Der britische Schriftsteller CHRIS GREENHALGH, 1963 in Manchester geboren, schrieb einen Roman über diese Affäre, der 2002 herauskam. Für die Verfilmung schrieb er auch das Drehbuch. Die Leinwand gibt sich bunt gefüllt; der Film ist äußerlich äußerst opulent, mit diesen geschmackvoll eingerichteten Innenräumen, den üppigen Kleidern und den imposanten Autos „von damals“. Der SCHAUWERT ist enorm. Im Innern ist er das ewige Geschlechterduell: SIE, Single, unabhängig, selbstbewußt, wohlhabend WILL IHN; ER, verheiratet, Großfamilie, folgt „widerwillig“ gern. 7 Jahre nach dem Opern-Skandal hat SIE es geschafft, während ER große Mühe hat, seine kränkelnde Familie halbwegs durchzubringen. Deshalb nimmt er ihr Angebot an, in ihre großzügige Villa auf dem Land einzuziehen. Wo die Familie aufleben und gesunden kann, während er Ruhe hat zu komponieren. Vorgeschlagen, getan. Die Affäre kann beginnen. Zwei extreme „Erfinder“ im Clinch. Die allgemeinen gesellschaftlichen wie moralischen (Beziehungs-)Regeln beiseite schiebend. Wie im künstlerischen Prozeß auch.

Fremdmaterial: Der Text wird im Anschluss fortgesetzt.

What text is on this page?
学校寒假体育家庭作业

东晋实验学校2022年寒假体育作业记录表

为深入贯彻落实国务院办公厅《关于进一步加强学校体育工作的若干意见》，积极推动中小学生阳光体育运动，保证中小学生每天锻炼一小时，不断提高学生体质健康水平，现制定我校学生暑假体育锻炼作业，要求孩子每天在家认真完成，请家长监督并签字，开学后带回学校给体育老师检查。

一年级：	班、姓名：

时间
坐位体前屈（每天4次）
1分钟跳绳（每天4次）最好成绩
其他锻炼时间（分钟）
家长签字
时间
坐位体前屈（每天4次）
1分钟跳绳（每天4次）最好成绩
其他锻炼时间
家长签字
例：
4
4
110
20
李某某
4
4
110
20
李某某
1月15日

„Kreative“ Leidenschaft-pur. „Volle Kanne“ Gefühls-Performance: „Coco & Igor“ zeigt sich als emotionsgeladenes Melodram. Das solide unterhält, weil es äußerlich imponierend „zurechtgemacht“ wurde und in den 3 Hauptrollen prickelnd funkt. Die schöne Französin ANNA MOUGLALIS gibt die maskenhaft-eigenwillige Coco-„Chefin“ mit herber Eleganz und faszinierendem Schnodder; der dänische Superstar MADS MIKKELSEN (der Bond-Bösewicht aus „Casino Royale“/2006) kommt als stoischer Eigenbrödler mit überzeugender Körpersprache und introvertierter Mimik charismatisch ‘rüber. Die gebürtige Moskauerin ELENA MOROZOVA als kränkelnde Ehefrau des musikalischen Genies ist in ihrer berührenden Anmut eine Augenweide. DAS HIER ist ein gut funktionierender Gefühlsfilm, der jederzeit reizvoll unterhält (= 3 PÖNIs).